Although the thunderclouds had darkened the sky behind them, the sun was beaming across the water, beckoning them. Holding hands with his wife, Jack focused on making the alef-two-sized jump. But something was holding them back. Ulla.
“Stare into the sun,” he urged.
“And go blind? No thanks.”
“The light’s gentle,” said Jack. “It fills you up.” The thunder pealed again, an unearthly, drawn-out sound with a chatter of alef-one echoes at the end.
“When do we go home?” said Ulla sounding less confident than before. “Stanley said we’d be home before the rain.”
“Just a little more exploring, Ulla,” implored Jack. “We may never visit this world again.”
The light of the hollow-looking sun flowed into them like a long drink of milk. Everything grew white. Anton jostled Jack, bringing him back. They were on a seaside bluff beside a stodgy plaster building with towers set into its corners. Lamps glowed in the windows. Violin music, conversation and laughter drifted out—along with the smells of coffee, beer and fried food.

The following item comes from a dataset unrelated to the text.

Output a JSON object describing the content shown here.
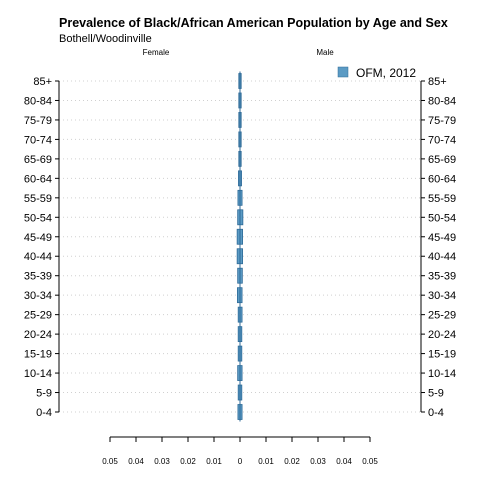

Out to sea, the waves’ crests were glassy green in the setting sun, the scattered islands were rimmed in gold. But the sky directly overhead was a mass of dark curds. The storm clouds had followed the four companions.
With abrupt violence, the rain began. Alef-null, alef-one, alef-two droplets spattered up from the pavement, writhing in fantastic patterns of fog and spray. Jack and Ulla squeezed under the cafe building’s eaves, still holding hands. And now Jack noticed something very disturbing. Someone’s pencil point had scrawled a large X upon the sidewalk precisely where Ulla stood.
Before he could say anything, the lightning had struck. A blaze of light, a tingle in his hand, a hideous crash—and Ulla was gone. Not quite deafened by the thunder’s blast, Jack heard Stanley let out an involuntary cackle. He seized the little creature, digging his fingers into the yielding, polyhedral surfaces.